Ob du genauso dachtest, hab ich damals gar nicht zur Notiz genommen, du warst meine erste beste Freundin, ich war jung, naiv und so unendlich dumm und ahnungslos. Fragen, ob du einverstanden bist? Ich hab es bis fast zuletzt nicht gelernt. Mich um dich kümmern? Ich wusste nicht, was das war. Ich nahm mir mehr als ich gab, bewusst gab ich nichts, vielleicht interpretiertest du irgendwie in meine Aktionen, dass ich etwas zurückgab. Vielleicht trafst du dich aber auch nur mit mir, weil ich das so wollte, am liebsten jeden Tag, jede Nacht, ich klebte an dir wie eine Klette. Vielleicht sagtest du deiner Mutter, dass du nicht mehr mit mir spielen wolltest, vielleicht wussten alle es, bis auf ich.

Widersprochen hattest du nie, egal, was für einen Scheiß ich schon wieder im Kopf hatte. Ich erinnere mich auch daran, dass du Vorschläge geliefert hattest, vielleicht nicht ganz so unfreiwillig.

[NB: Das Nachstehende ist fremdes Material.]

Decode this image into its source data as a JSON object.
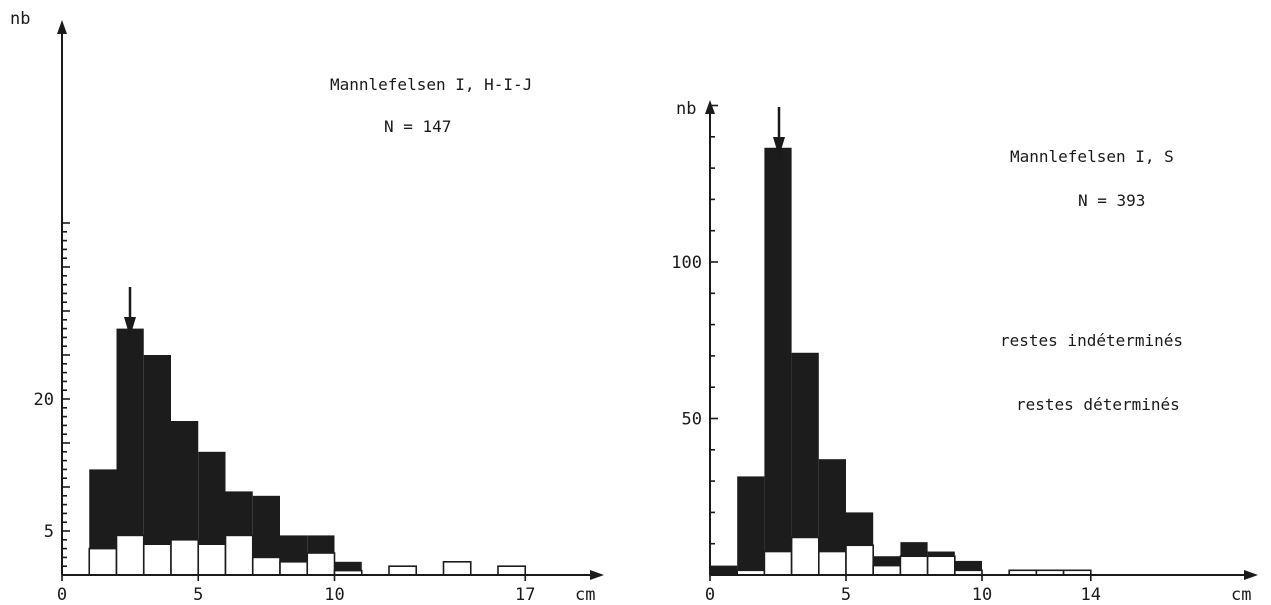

Ich hab mich darauf gefreut, mit dir wegzulaufen. Du warst so ein Ruhefels. Du warst groß, ich mochte dich. Im Kindergarten wurde uns trotzig gesagt, wir sollten doch einfach heiraten. Ich wollte das tun. Ich wusste nicht, was dahinter steckte, ich hätte dich bis zuletzt irgendwann geheiratet.

Vielleicht weißt du es nicht mehr, aber ich habe mit dir über so viele Dinge gesprochen. Ich habe dich in den Schlaf gelabert, dir hab ich meine Theorie über „Ist mein Blau auch dein Blau?" zum ersten Mal geteilt, ich hab mit dir über Probleme anderer Länder, Sex, Wirtschaft, Wissenschaft und so vieles mehr geredet. Weiß Gott ob du alles verstanden hast. Ich war ein viel zu voller Kopf ohne jeglichen Sinn für soziale Interaktion.

Wärst du auch mit mir weggelaufen?

Ich fragte dich, auf der neuen Schule, wo du mit neuen Freunden über mich hinwegwuchst, ob wir noch Freunde waren, was du mir mit einem Schweigen beantwortetest. Unsere seltsame Atmosphäre, wenn wir zusammenwaren, gab mir eine klarere Antwort. Du wolltest mehr du selbst sein, deine neuen Freunde ermöglichten es dir. Vielleicht ermöglichten sie es dir auch, mehr das zu tun, was du wolltest, du wirktest sehr selbstbewusst und extrovertiert, wenn du mit ihnen geredet hast.

Hast du dich immer so gefühlt wie am Ende?

Wärst du mit mir weggelaufen?

Würdest du immer noch mit mir weglaufen, wenn du es heute tun müsstest?

Ich hoffe, du trägst mich nicht negativ in deinen Erinnerungen. Ich hoffe, ich war dir nicht eine zu große Last.

Wenn du wen zum Weglaufen suchst, meld' dich.